QUÉBEC, le 21 nov. 2013 /CNW Telbec/ – La commission parlementaire portant sur le Livre blanc sur la création d’une assurance autonomie a pris fin hier après plus de trois semaines de consultations. Au total, plus de 61 groupes ont pu être entendus et près de 80 mémoires ont été déposés à l’Assemblée nationale, ce qui démontre l’intérêt pour cette question qui concerne toute la population. « La consultation nous a permis de dégager un large consensus sur la nécessité d’agir, et rapidement, pour faire face au défi du vieillissement et aux besoins des personnes en quête d’autonomie. Il faut adapter notre offre de service à ces réalités. Je tiens à remercier tous ceux et celles qui ont participé au débat autour du projet et qui ont contribué à l’enrichir. » C’est ce qu’a déclaré aujourd’hui le ministre de la Santé et des Services sociaux et ministre responsable des Aînés, le docteur Réjean Hébert, au terme de treize jours de travaux à la Commission de la santé et des services sociaux.

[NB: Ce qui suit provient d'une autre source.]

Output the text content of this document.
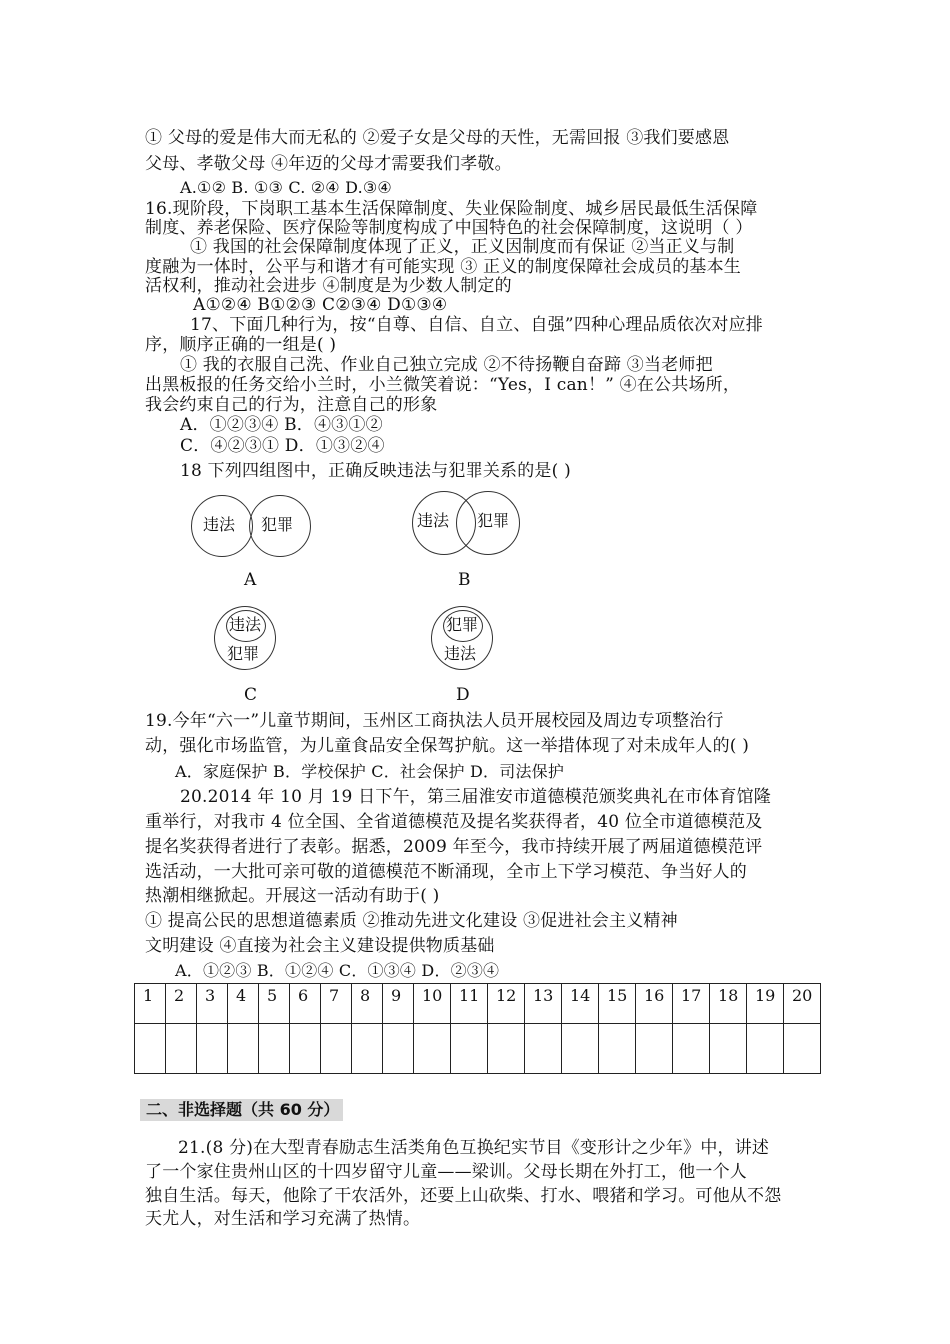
① 父母的爱是伟大而无私的 ②爱子女是父母的天性，无需回报 ③我们要感恩
父母、孝敬父母 ④年迈的父母才需要我们孝敬。
A.①② B. ①③ C. ②④ D.③④
16.现阶段，下岗职工基本生活保障制度、失业保险制度、城乡居民最低生活保障
制度、养老保险、医疗保险等制度构成了中国特色的社会保障制度，这说明（ ）
① 我国的社会保障制度体现了正义，正义因制度而有保证 ②当正义与制
度融为一体时，公平与和谐才有可能实现 ③ 正义的制度保障社会成员的基本生
活权利，推动社会进步 ④制度是为少数人制定的
A①②④ B①②③ C②③④ D①③④
17、下面几种行为，按“自尊、自信、自立、自强”四种心理品质依次对应排
序，顺序正确的一组是( )
① 我的衣服自己洗、作业自己独立完成 ②不待扬鞭自奋蹄 ③当老师把
出黑板报的任务交给小兰时，小兰微笑着说：“Yes，I can！” ④在公共场所，
我会约束自己的行为，注意自己的形象
A．①②③④ B．④③①②
C．④②③① D．①③②④
18 下列四组图中，正确反映违法与犯罪关系的是( )
违法 犯罪
A
违法 犯罪
B
违法
犯罪
C
犯罪
违法
D
19.今年“六一”儿童节期间，玉州区工商执法人员开展校园及周边专项整治行
动，强化市场监管，为儿童食品安全保驾护航。这一举措体现了对未成年人的( )
A．家庭保护 B．学校保护 C．社会保护 D．司法保护
20.2014 年 10 月 19 日下午，第三届淮安市道德模范颁奖典礼在市体育馆隆
重举行，对我市 4 位全国、全省道德模范及提名奖获得者，40 位全市道德模范及
提名奖获得者进行了表彰。据悉，2009 年至今，我市持续开展了两届道德模范评
选活动，一大批可亲可敬的道德模范不断涌现，全市上下学习模范、争当好人的
热潮相继掀起。开展这一活动有助于( )
① 提高公民的思想道德素质 ②推动先进文化建设 ③促进社会主义精神
文明建设 ④直接为社会主义建设提供物质基础
A．①②③ B．①②④ C．①③④ D．②③④
1	2	3	4	5	6	7	8	9	10	11	12	13	14	15	16	17	18	19	20

二、非选择题（共 60 分）
21.(8 分)在大型青春励志生活类角色互换纪实节目《变形计之少年》中，讲述
了一个家住贵州山区的十四岁留守儿童——梁训。父母长期在外打工，他一个人
独自生活。每天，他除了干农活外，还要上山砍柴、打水、喂猪和学习。可他从不怨
天尤人，对生活和学习充满了热情。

La consultation a révélé une grande adhésion à deux principes essentiels : favoriser la prestation de services là où résident les personnes et la nécessité de protéger le financement des services qui leur sont destinés. « La notion de libre choix pour le milieu de vie, pour le type de prestation de services et pour le prestataire est accueillie favorablement par la plupart des groupes entendus. La vaste majorité des groupes rencontrés adhèrent au fait que le statu quo n’est plus acceptable. Il est essentiel de modifier nos façons de faire afin d’apporter une solution durable aux problèmes dénoncés, entre autres, par le Vérificateur général et le Protecteur du citoyen concernant l’évaluation des besoins, l’élaboration d’un plan de service et les iniquités qui persistent entre les territoires. Reproduire les méthodes du passé mènerait aux mêmes échecs, et c’est pourquoi il est fondamental d’agir, et dès maintenant », a poursuivi le ministre.

Sous l’angle de la gestion, le ministre Hébert souligne le fait que la majorité des organismes reconnaissent que les budgets alloués aux soins et services de longue durée doivent être protégés. Par ailleurs, le ministre rappelle que l’allocation de soutien à l’autonomie sera déterminée à la suite d’une évaluation systématique des besoins. Le ministre souligne également l’importance, pour plusieurs groupes, que l’allocation de soutien à l’autonomie soit ajustée pour que les personnes à faible revenu et les personnes handicapées aient un meilleur accès aux services.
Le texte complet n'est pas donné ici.